If I sang you lullabies, I’d soon notice how quickly you picked up music. You’d harmonize with me, your rough, vibrating voice a strange counterpoint to mine. When you thought I was asleep, you’d cry unrequited love songs into the night.

If you sang unrequited love songs, I’d take you on tour. We’d go to Broadway. You’d stand onstage, talons digging into the floorboards. Audiences would weep at the melancholic beauty of your singing.

If audiences wept at the melancholic beauty of your singing, they’d rally to fund new research into reviving extinct species. Money would flood into scientific institutions. Biologists would reverse engineer chickens until they could discover how to give them jaws with teeth. Paleontologists would mine ancient fossils for traces of collagen. Geneticists would figure out how to build a dinosaur from nothing by discovering exactly what DNA sequences code everything about a creature, from the size of its pupils to what enables a brain to contemplate a sunset. They’d work until they’d built you a mate.

If they built you a mate, I’d stand as the best woman at your wedding. I’d watch awkwardly in green chiffon that made me look sallow, as I listened to your vows. I’d be jealous, of course, and also sad, because I want to marry you.

And the first 300 words or so of the second:

Sighing, Viola picked up the yellow schedule of shipboard activities and glanced at her watch. It was three thirty, still two and half hours till dinner.

“Bermuda and the Bermuda Triangle” 2 Explorers Lounge. She had gone to that one yesterday, and they were into it already. Nothing had happened.

“Line dancing for beginners” 10 Gym. She could line dance nicely already, thank you very much, and did not enjoy being laughed at. Surely there had to be something more interesting than looking at the Atlantic.

“Talent Aboard—passengers display their musical skills.” 4 Seaview room. She shuddered.

“Make your pet.” 9 Captain’s Club.
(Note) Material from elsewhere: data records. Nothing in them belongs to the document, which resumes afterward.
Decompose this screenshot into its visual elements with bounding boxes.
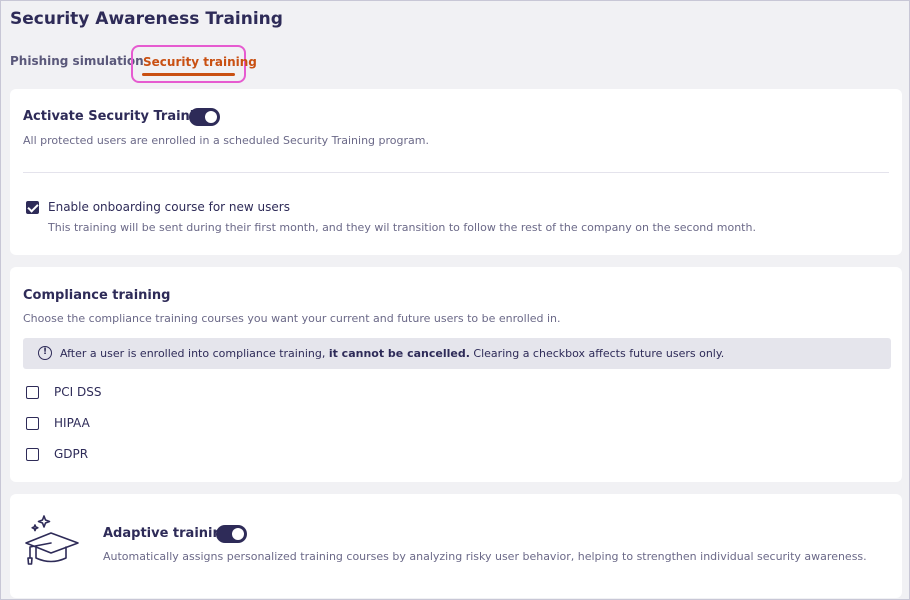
gdpr-label: GDPR	[54, 447, 89, 461]
tab-phishing-simulation[interactable]: Phishing simulation	[10, 54, 144, 68]
onboarding-checkbox[interactable]	[26, 201, 39, 214]
compliance-title: Compliance training	[23, 288, 171, 303]
notice-suffix: Clearing a checkbox affects future users…	[473, 347, 725, 360]
compliance-description: Choose the compliance training courses y…	[23, 312, 561, 325]
notice-text: After a user is enrolled into compliance…	[60, 347, 724, 360]
activate-training-card: Activate Security Training All protected…	[10, 89, 902, 255]
notice-bold: it cannot be cancelled.	[328, 347, 470, 360]
adaptive-title: Adaptive training	[103, 526, 232, 541]
info-circle-icon: !	[38, 346, 52, 360]
adaptive-training-card: Adaptive training Automatically assigns …	[10, 494, 902, 598]
pci-dss-checkbox[interactable]	[26, 386, 39, 399]
onboarding-description: This training will be sent during their …	[48, 221, 756, 234]
activate-description: All protected users are enrolled in a sc…	[23, 134, 429, 147]
onboarding-label: Enable onboarding course for new users	[48, 200, 290, 214]
gdpr-checkbox[interactable]	[26, 448, 39, 461]
hipaa-checkbox[interactable]	[26, 417, 39, 430]
activate-title: Activate Security Training	[23, 109, 213, 124]
active-tab-underline	[142, 73, 235, 76]
compliance-training-card: Compliance training Choose the complianc…	[10, 267, 902, 482]
page-title: Security Awareness Training	[10, 9, 283, 29]
hipaa-label: HIPAA	[54, 416, 90, 430]
pci-dss-label: PCI DSS	[54, 385, 102, 399]
activate-toggle[interactable]	[189, 108, 220, 126]
notice-prefix: After a user is enrolled into compliance…	[60, 347, 326, 360]
compliance-notice: ! After a user is enrolled into complian…	[23, 338, 891, 369]
tab-security-training[interactable]: Security training	[143, 55, 257, 69]
adaptive-description: Automatically assigns personalized train…	[103, 550, 867, 563]
graduation-cap-icon	[25, 515, 79, 565]
adaptive-toggle[interactable]	[216, 525, 247, 543]
divider	[23, 172, 889, 173]
tab-highlight-outline: Security training	[131, 45, 257, 83]
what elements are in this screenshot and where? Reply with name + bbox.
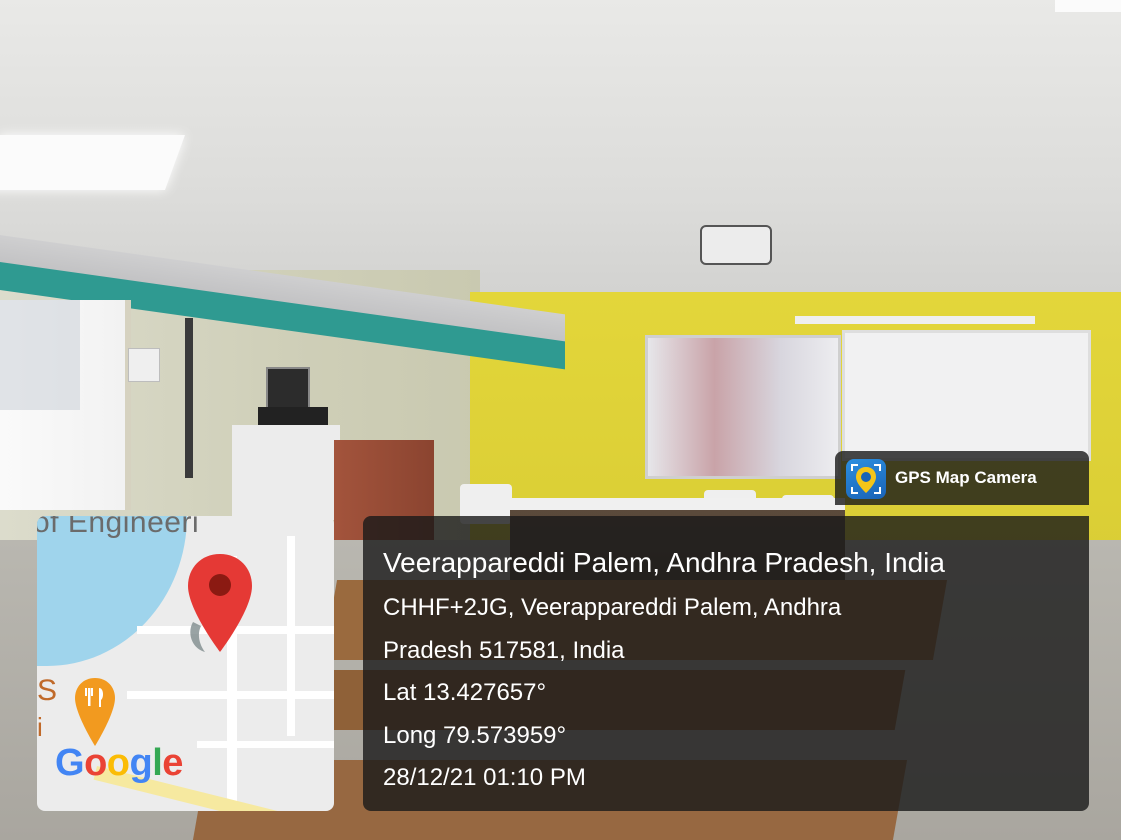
- map-pin-icon: [188, 554, 252, 652]
- app-name: GPS Map Camera: [895, 468, 1037, 487]
- place-title: Veerappareddi Palem, Andhra Pradesh, Ind…: [383, 547, 945, 578]
- conduit-pipe: [185, 318, 193, 478]
- window-pane: [0, 300, 80, 410]
- whiteboard: [645, 335, 841, 479]
- map-thumbnail: of Engineeri S i Google: [37, 516, 334, 811]
- map-edge-label: i: [37, 712, 43, 742]
- projection-screen: [842, 330, 1091, 461]
- address-line-1: CHHF+2JG, Veerappareddi Palem, Andhra: [383, 594, 842, 621]
- restaurant-icon: [75, 678, 115, 746]
- map-place-label: of Engineeri: [37, 516, 200, 539]
- map-road: [197, 741, 334, 748]
- map-road: [127, 691, 334, 699]
- ceiling-projector: [700, 225, 772, 265]
- gps-info-panel: Veerappareddi Palem, Andhra Pradesh, Ind…: [363, 516, 1089, 811]
- app-badge: GPS Map Camera: [835, 451, 1089, 505]
- timestamp: 28/12/21 01:10 PM: [383, 764, 586, 791]
- google-logo: Google: [55, 742, 183, 784]
- map-edge-label: S: [37, 674, 58, 707]
- ceiling-light: [0, 135, 185, 190]
- av-equipment: [258, 407, 328, 425]
- screen-rod: [795, 316, 1035, 324]
- ceiling-light: [1055, 0, 1121, 12]
- gps-map-camera-icon: [846, 459, 886, 499]
- latitude: Lat 13.427657°: [383, 679, 547, 706]
- longitude: Long 79.573959°: [383, 722, 567, 749]
- wall-speaker: [128, 348, 160, 382]
- photo-scene: of Engineeri S i Google GPS Map Camera V…: [0, 0, 1121, 840]
- address-line-2: Pradesh 517581, India: [383, 637, 625, 664]
- map-road: [287, 536, 295, 736]
- cabinet: [232, 425, 340, 520]
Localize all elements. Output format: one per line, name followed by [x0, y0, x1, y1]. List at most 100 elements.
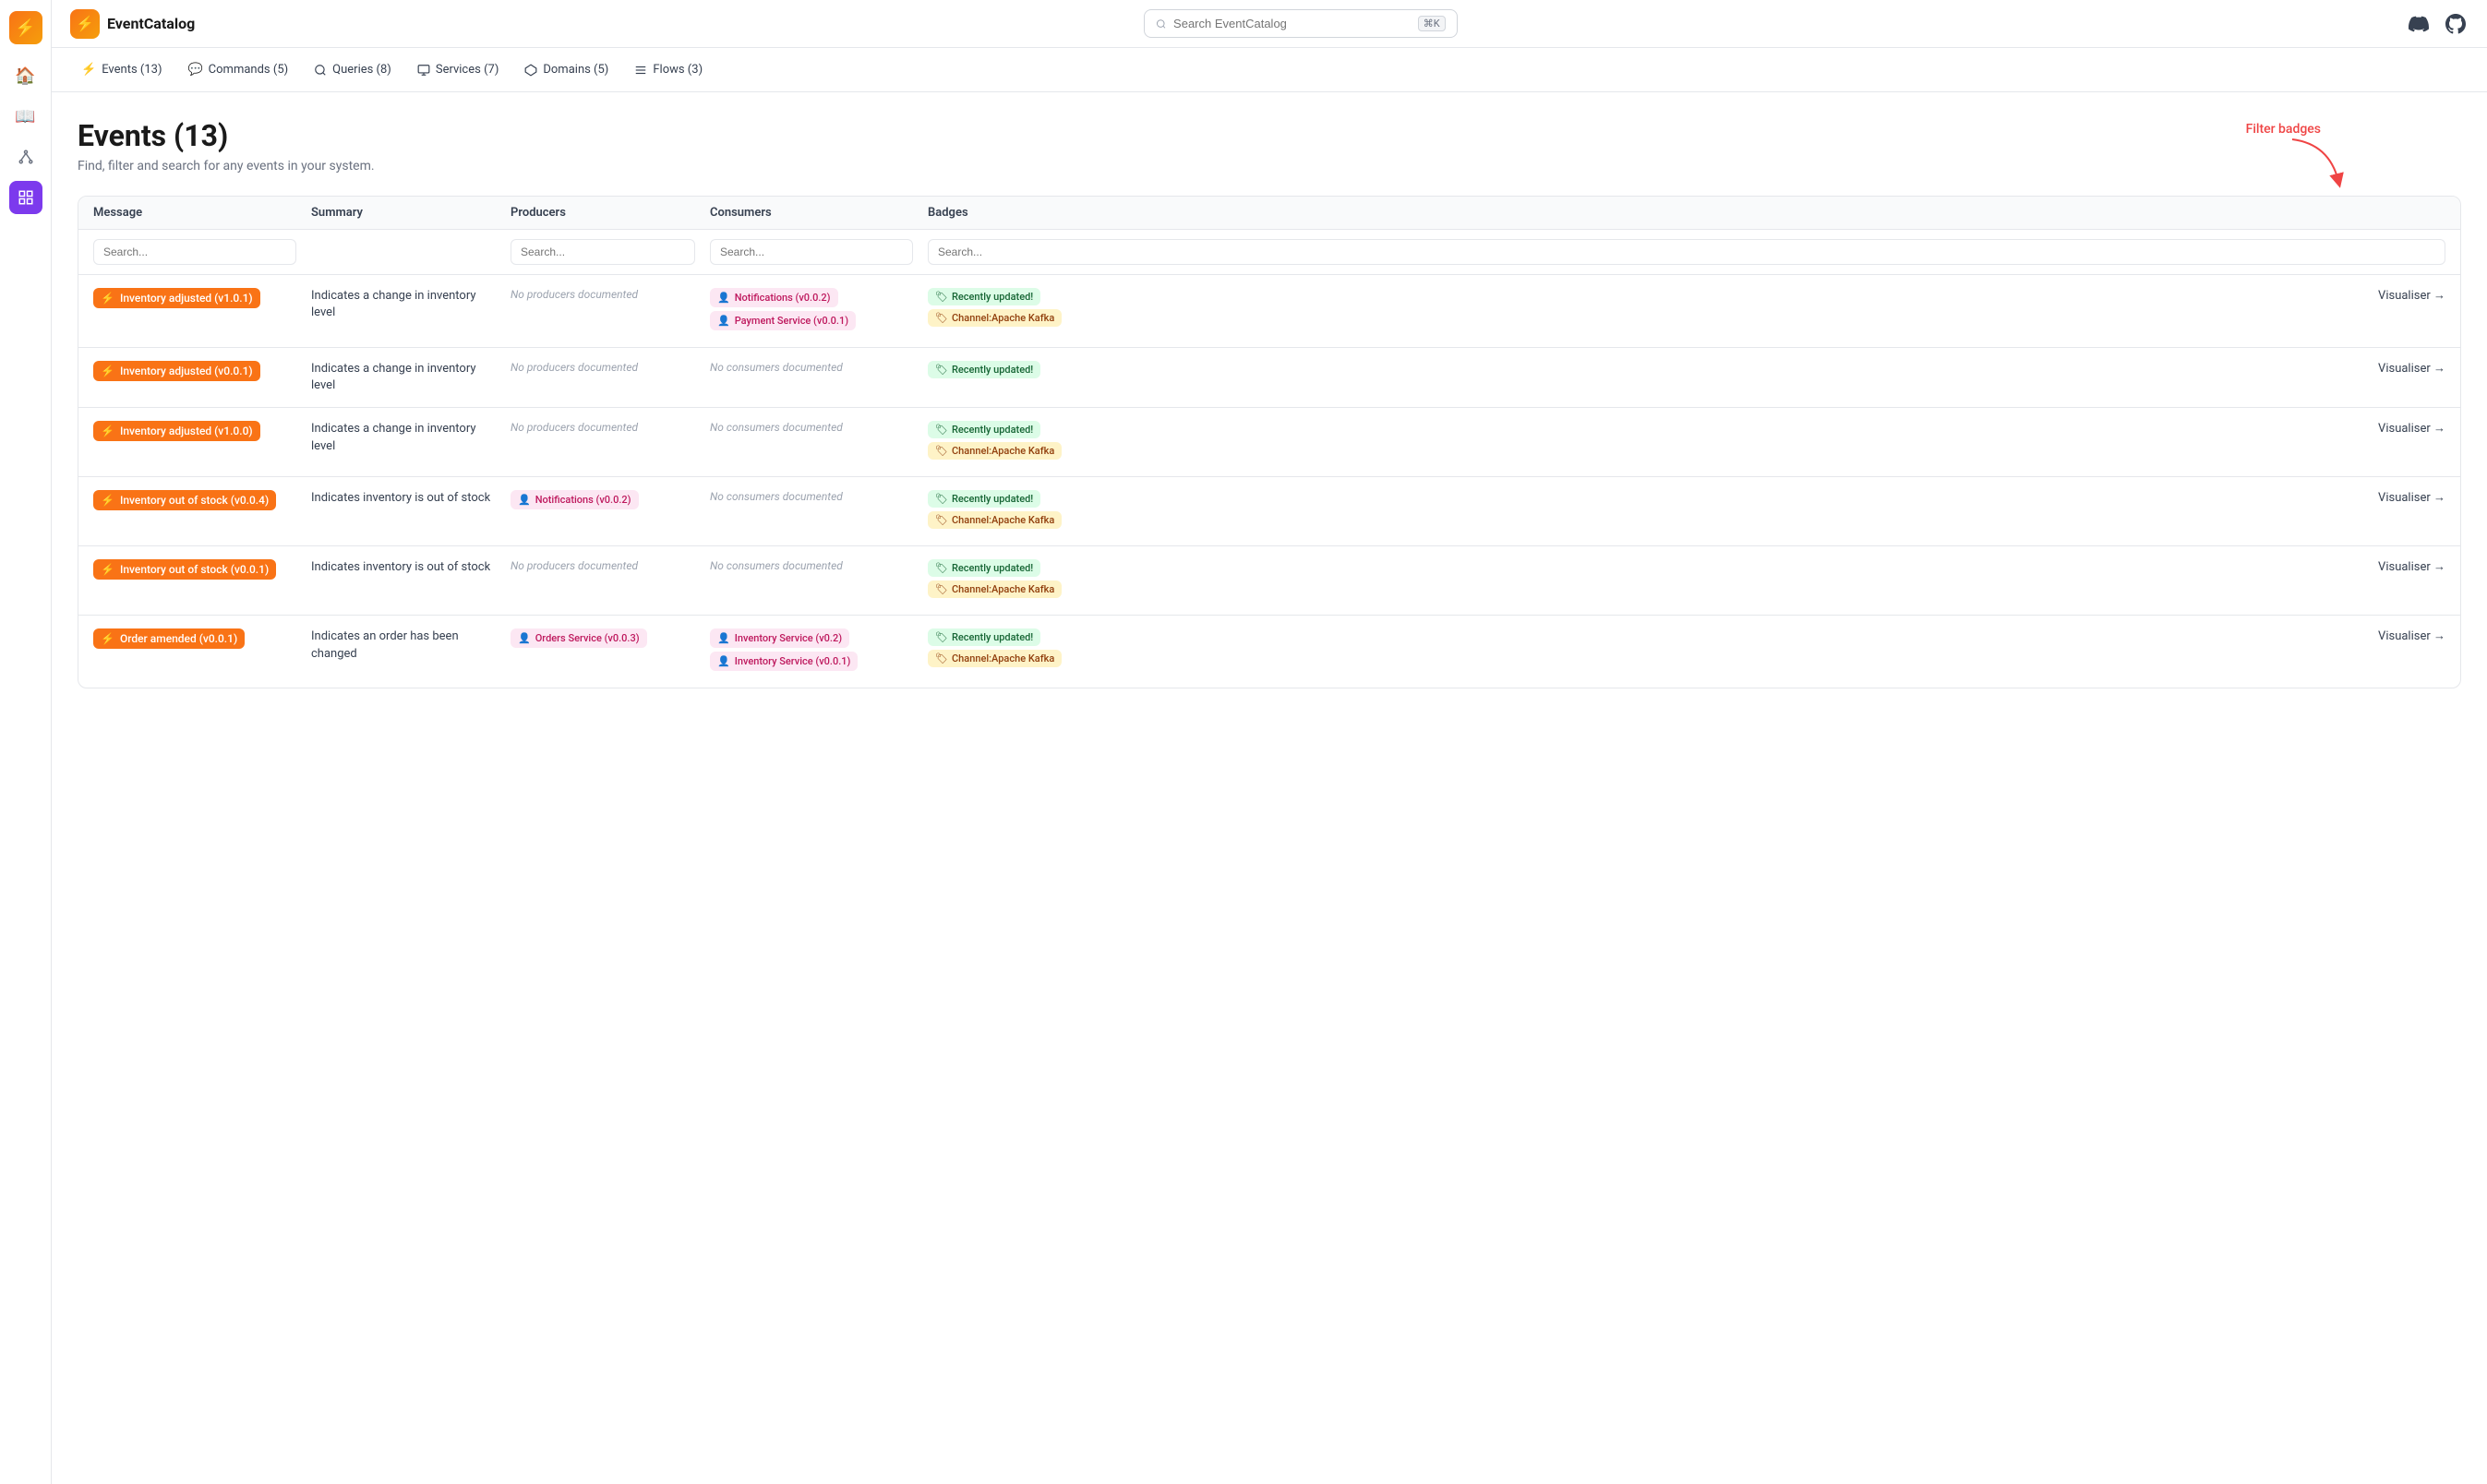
consumers-search-cell[interactable] — [710, 239, 913, 265]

What in the world . . . ?

* * *

“I’m sorry I’m late,” Viola told the smiling young woman with the laptop. “I didn’t even know there was a Captain’s Club, and the steward I got to help me find it only made things worse.”

“No fret. I’m just glad somebody came. Bellatrix.” Rising, Bellatrix held out her hand. “I’m in the show. Did you see me last night?”

“Oh, yes!” Viola lied womanfully. “That was you! I thought you were wonderful.” She accepted the hand, larger and harder than her own.

“Thanks. But I do this, too, and I get paid by the head. I’ll have to scan your keycard.”

Viola hesitated.

“You won’t be charged. It’s included in the cruise. It’s just way I get paid.” Bellatrix smiled again. “We show folks always need more money.

“Thank you.” She glanced at the card. “Viola. Sit down, Viola. First we need to talk. Why did you come?”

Wondering when her card would be scanned but happy to sit, Viola said, “It sounded like fun, that’s all. A friend of mine went to something like this called Build-a-Bear, where they made teddy bears. She made her own bear. It’s always in the living room, and she tells everybody who’ll listen all about it. Oh, God! I’m just terrible!”

“That’s good, Viola.” Bellatrix returned the key card. “I like terrible people. What’s your specialty?”